10 September 2021
Social care

This week the Prime Minister announced the government’s plan to put additional resource into the NHS and fix the broken funding system for social care.

Social care is an issue that successive governments have failed to address. So whatever one makes of the plan to fix the system, the Prime Minister deserves credit for tackling an issue that others have kicked into the long grass for decades.

The ramifications are significant here in Shropshire, where just under 30% of the population is aged over 65, compared to 18.5% across the country. So clearly, demands on the local social care system are profound, and likely to grow as life expectancies continue to increase, thanks to healthier lifestyles and advances in modern medicine. The burden on local authorities has  been funded in recent years through extra Council Tax precepts.

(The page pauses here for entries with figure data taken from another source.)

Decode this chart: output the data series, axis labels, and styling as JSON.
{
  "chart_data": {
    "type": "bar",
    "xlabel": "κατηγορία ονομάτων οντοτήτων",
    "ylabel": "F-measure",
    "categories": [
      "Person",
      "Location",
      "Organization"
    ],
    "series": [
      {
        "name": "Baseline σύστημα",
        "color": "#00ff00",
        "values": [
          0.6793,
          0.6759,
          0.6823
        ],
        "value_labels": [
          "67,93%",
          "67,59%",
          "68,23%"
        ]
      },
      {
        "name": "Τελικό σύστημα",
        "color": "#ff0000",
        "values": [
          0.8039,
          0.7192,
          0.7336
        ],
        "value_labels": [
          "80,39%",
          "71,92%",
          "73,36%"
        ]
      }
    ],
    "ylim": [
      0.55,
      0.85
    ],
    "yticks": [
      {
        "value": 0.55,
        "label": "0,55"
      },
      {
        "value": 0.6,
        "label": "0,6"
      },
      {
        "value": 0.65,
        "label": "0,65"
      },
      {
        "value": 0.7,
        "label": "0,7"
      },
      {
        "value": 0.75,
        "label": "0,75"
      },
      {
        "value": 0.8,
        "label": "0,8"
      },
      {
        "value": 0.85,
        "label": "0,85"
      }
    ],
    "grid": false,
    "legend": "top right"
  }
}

The pandemic has put huge pressure on the NHS, despite the heroic efforts of staff, and while urgent care continued, there is now a significant backlog of elective and routine treatments which must be addressed. This includes surgeries like hip replacement, knee surgery, and cataract treatment, all of which can severely limit quality of life if delayed.

To counter this, the PM announced funding for a million more operations to take place next year, with NHS capacity boosted by 10% over the next three years. Funding will then taper away into the care system, once the backlog has been addressed.

The way in which families currently fund care can impose a catastrophic burden, especially for dementia care. Under the current care system, anyone with assets over £23,350 pays for their care in full. This can lead to spiralling costs and the eventual liquidation of a family’s assets, including the family home. Around one in seven people now pay over £100,000 for care costs.

So adjusting the means test and introducing a cap on the cost of care of £86,000 from October 2023, will make a significant difference to the lives of many people in care in South Shropshire. No one with less than £20,000 in savings or housing wealth will have to pay for their care.

In order to pay for these changes, the PM outlined a new dedicated Health & Social Care levy of 1.25% on National Insurance. But unlike normal NI charges on earnings, this levy will be also apply to dividend income and earnings by pensioners still working, While no tax rise is welcome, I recognise the pandemic required the NHS backlog to be fixed and the social care funding nettle to be grasped. This has to be paid for.